I Love You Phillip Morris (2009)
Oglądając "I Love You Phillip Morris" nie mogłem wyjść ze zdumienia, że w Stanach premiera tego filmu to taki wielki problem. Toż to klasyczny przypadek sytuacji "wiele hałasu o nic". Z drugiej strony rozumiem niechęć dystrybutorów do wprowadzania filmu do kin. Gdyż film ten nie ma szans na zbicie kasy. Problemem nie jest tu jednak wątek gejowski, a to, że jest to film po prostu mało śmieszny.
Prawdziwa historia, która stanowi inspirację dla filmu, jest niesamowita i aż prosiła się o nakręcenie komedii. Facet, który był tak pomysłowy, że potrafił wyrolować wielkie koncerny, sądy i władze stanowe oraz kilkakrotnie uciekający z więzienia, w sposób najbardziej pomysłowy i zwariowany jaki tylko można sobie wyobrazić, to idealny bohater komediowy. Jim Carrey zaś wydawał się strzałem w dziesiątkę, do stworzenia kolejnej po "Głupim i głupszym", "Masce", "Ace Venturze" itp. itd. klasycznej kreacji komediowej. Tymczasem poziom humoru w "I Love You Phillip Morris" nie przekracza stanów średnich.
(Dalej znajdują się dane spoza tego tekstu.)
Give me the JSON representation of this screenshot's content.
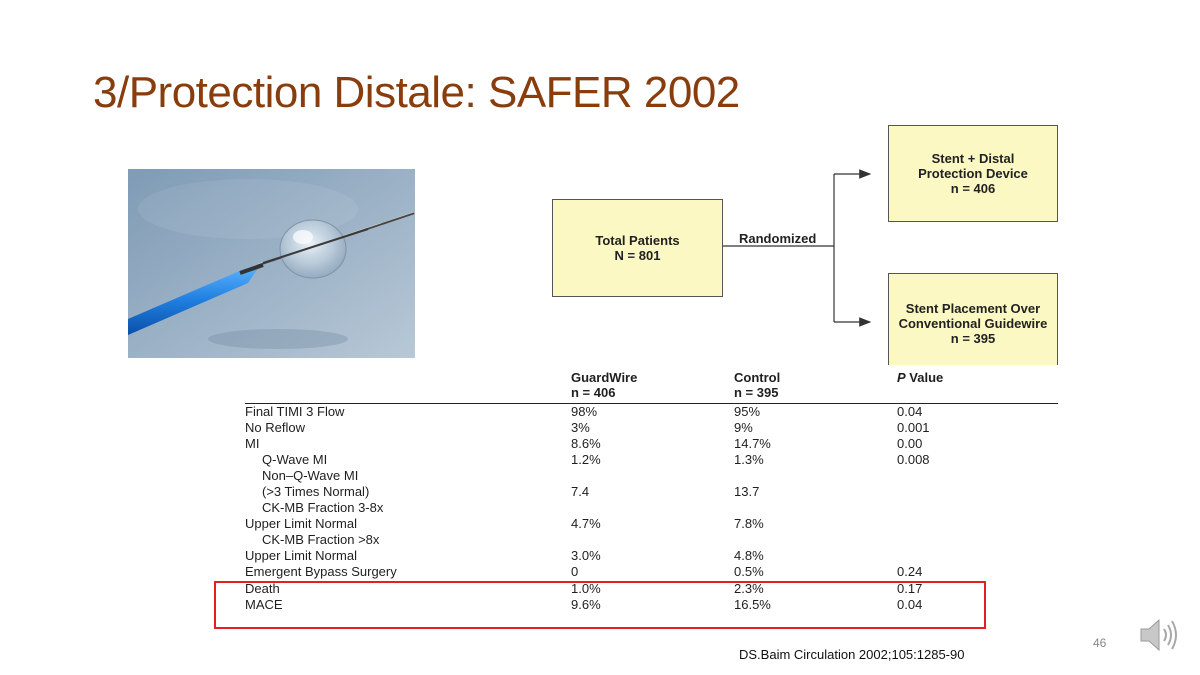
{
  "slide": {
    "title": "3/Protection Distale: SAFER 2002",
    "page_number": "46",
    "citation": "DS.Baim Circulation 2002;105:1285-90"
  },
  "flowchart": {
    "total_line1": "Total Patients",
    "total_line2": "N = 801",
    "randomized": "Randomized",
    "arm_a_line1": "Stent + Distal",
    "arm_a_line2": "Protection Device",
    "arm_a_line3": "n = 406",
    "arm_b_line1": "Stent Placement Over",
    "arm_b_line2": "Conventional Guidewire",
    "arm_b_line3": "n = 395",
    "box_color": "#fbf8c4"
  },
  "table": {
    "headers": [
      {
        "line1": "GuardWire",
        "line2": "n = 406"
      },
      {
        "line1": "Control",
        "line2": "n = 395"
      },
      {
        "line1": "",
        "line2": "P Value"
      }
    ],
    "rows": [
      {
        "label": "Final TIMI 3 Flow",
        "guardwire": "98%",
        "control": "95%",
        "p": "0.04"
      },
      {
        "label": "No Reflow",
        "guardwire": "3%",
        "control": "9%",
        "p": "0.001"
      },
      {
        "label": "MI",
        "guardwire": "8.6%",
        "control": "14.7%",
        "p": "0.00"
      },
      {
        "label": "Q-Wave MI",
        "guardwire": "1.2%",
        "control": "1.3%",
        "p": "0.008"
      },
      {
        "label": "Non–Q-Wave MI",
        "guardwire": "",
        "control": "",
        "p": ""
      },
      {
        "label": "(>3 Times Normal)",
        "guardwire": "7.4",
        "control": "13.7",
        "p": ""
      },
      {
        "label": "CK-MB Fraction 3-8x",
        "guardwire": "",
        "control": "",
        "p": ""
      },
      {
        "label": "Upper Limit Normal",
        "guardwire": "4.7%",
        "control": "7.8%",
        "p": ""
      },
      {
        "label": "CK-MB Fraction >8x",
        "guardwire": "",
        "control": "",
        "p": ""
      },
      {
        "label": "Upper Limit Normal",
        "guardwire": "3.0%",
        "control": "4.8%",
        "p": ""
      },
      {
        "label": "Emergent Bypass Surgery",
        "guardwire": "0",
        "control": "0.5%",
        "p": "0.24"
      },
      {
        "label": "Death",
        "guardwire": "1.0%",
        "control": "2.3%",
        "p": "0.17"
      },
      {
        "label": "MACE",
        "guardwire": "9.6%",
        "control": "16.5%",
        "p": "0.04"
      }
    ],
    "highlight_color": "#e12020"
  },
  "icons": {
    "photo": "guidewire-balloon-photo",
    "speaker": "speaker-icon"
  }
}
Chyba że (jak siedząca obok mnie jakaś paniusia) bawi was sam fakt dwóch facetów będących ze sobą (tańczących, itp.) – wtedy pokładać się będziecie ze śmiechu. Kilka gagów jest naprawdę niezłych, lecz całość niestety rozczarowuje. Po takich perypetiach spodziewałem się czegoś naprawdę "outrageous". W rzeczywistości jedynym szalonym momentem jest Jim Carrey w obcisłych czerwonych szortach. Od czasu Johnny'ego Deppa w "Before Night Falls" żaden strój hollywoodzkiej gwiazdy nie rozbawił mnie tak bardzo. Szkoda, że reszta taka nie jest.